Thursday 25 July 2013

CFML: Scoping or not scoping?

G'day:
I'm back to talking about CFML today, rather than griping about stuff.

The other day I blogged about posting my UDF replaceWithCallback() on CFLib. Someone (I can't find who it was and where it was even, so sorry for not mentioning you by name) Scott Busche, made an observation on Code Review that they were surprised I don't scope the references to arguments within the code, eg:

string function replaceWithCallback(required string string, required string regex, required any callback, string scope="ONE", boolean caseSensitive=true){
    if (!isCustomFunction(callback)){ // for CF10 we could specify a type of "function", but not in CF9
        throw(type="Application", message="Invalid callback argument value", detail="The callback argument of the replaceWithCallback() function must itself be a function reference.");
    }
    if (!isValid("regex", scope, "(?i)ONE|ALL")){
        throw(type="Application", message="The scope argument of the replaceWithCallback() function has an invalid value #scope#.", detail="Allowed values are ONE, ALL.");
    }
    var startAt    = 1;

    while (true){    // there's multiple exit conditions in multiple places in the loop, so deal with exit conditions when appropriate rather than here
        if (caseSensitive){
            var found = reFind(regex, string, startAt, true);
        }else{
            var found = reFindNoCase(regex, string, startAt, true);
        }
        // etc

So I'm just using caseSensitive rather than arguments.caseSensitive. This is not a case of me being slack and not scoping my variables - I'm pretty obsessive about that - it's a conscious decision.

When functions are... err... executed (I guess), all the arguments are copied into the unnamed scope as well. So I'm not referring to arguments.regex in that code, and relying on ColdFusion to find it for me when I just cite regex in my code; I'm specifically referring to the variable regex. Depending on how CF does the copying, that could be a discrete version of the initially passed-in argument, or it could just be an additional reference, but either way regex is a separate variable from arguments.regex.

I'm all for scoping variables as a matter of course, even generally variables-scoped variables in CFM files. I don't do this because of concerns over scope-hunting performance hits, or collisions in same, I just think it's good to know where a variable resides when I'm using it.

The one exception I have to this is in short tracts of code (all onscreen at once, and fairly straight-forward in its complexity) I will not variables-scope things if the variable lives and dies within that file. You'll see this in my code examples on this blog. However if a variable comes from a different file (eg: via an include), then I will variables-scope it. This is just my annotation to myself as to what's going on. And this is just for my own code: at work we have a more rigid coding standard, and that stipulates all variables must be scoped all the time. So I follow that for my 9-5 code.

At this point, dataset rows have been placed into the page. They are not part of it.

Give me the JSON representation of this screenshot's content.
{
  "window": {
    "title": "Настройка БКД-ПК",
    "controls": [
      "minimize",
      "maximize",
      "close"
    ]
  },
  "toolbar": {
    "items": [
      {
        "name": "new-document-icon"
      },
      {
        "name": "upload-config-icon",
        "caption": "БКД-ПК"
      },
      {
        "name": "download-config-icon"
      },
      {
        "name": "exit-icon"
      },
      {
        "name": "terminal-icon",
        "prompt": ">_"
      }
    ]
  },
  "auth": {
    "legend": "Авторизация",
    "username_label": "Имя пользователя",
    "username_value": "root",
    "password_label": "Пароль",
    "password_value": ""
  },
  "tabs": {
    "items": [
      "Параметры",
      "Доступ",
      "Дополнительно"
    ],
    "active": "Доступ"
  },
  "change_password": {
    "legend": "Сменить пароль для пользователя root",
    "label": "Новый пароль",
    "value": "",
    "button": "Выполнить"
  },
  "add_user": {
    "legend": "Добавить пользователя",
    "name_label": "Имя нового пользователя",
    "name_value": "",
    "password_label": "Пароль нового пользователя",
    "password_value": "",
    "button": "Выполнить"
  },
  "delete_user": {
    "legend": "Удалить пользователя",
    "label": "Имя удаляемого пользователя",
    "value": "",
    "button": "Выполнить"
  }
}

I did stop to think about the whole performance thing of not scoping my arguments in my functions. Now whilst I am not concerned about whatever performance penalty there might have been, because it would just be so inconsequential as to not matter. But once my interest is piqued, I like to know these things.

So, I banged out this code:

function f(x){
    return x;
}

function g(x){
    return arguments.x;
}

f(1);
g(2);

The difference here is the scoping on the reference to x.

I ran the code, grabbed the compiled Java, and decompiled it to see what was going on. It was interesting! Here's the relevant bit of f()'s decompiled code:

protected final Object runFunction(LocalScope __localScope, Object instance, CFPage parentPage, ArgumentCollection __arguments) {
    Object value;
    parentPage.bindImportPath("com.adobe.coldfusion.*");
    Variable ARGUMENTS = __localScope.bindInternal(Key.ARGUMENTS, __arguments);
    Variable THIS = __localScope.bindInternal(Key.THIS, instance);
    JspWriter out = parentPage.pageContext.getOut();
    Tag parent = parentPage.parent;
    Variable X = __arguments.getVariable(0);
    return parentPage._autoscalarize(X);
    return null;
}

And g()'s:
protected final Object runFunction(LocalScope __localScope, Object instance, CFPage parentPage, ArgumentCollection __arguments){
    Object value;
    parentPage.bindImportPath("com.adobe.coldfusion.*");
    Variable ARGUMENTS = __localScope.bindInternal(Key.ARGUMENTS, __arguments);
    Variable THIS = __localScope.bindInternal(Key.THIS, instance);
    JspWriter out = parentPage.pageContext.getOut();
    Tag parent = parentPage.parent;
    Variable X = __arguments.getVariable(0);
    return parentPage._resolveAndAutoscalarize(ARGUMENTS, new String[] { "X" });
    return null;
}

There's a swag more code than that in each class, but this is the bit that represents the actual function code. And the only meaningful difference between the two is the highlighted bits.

So the properly-scoped version - g(), the latter - is actually doing more work than the unscoped version, f()! That's counter-intuitive to say the least.

That said, there's not much in it, and I would not change any code or any coding practices based on this info. I'll be sticking to my coding standard(s)... and when coding: how clear the code is is more important than minutiae like this going on under the hood.

I've got some more to say on scopes within functions, but that'll need to wait until after work, later today.

Righto.

--
Adam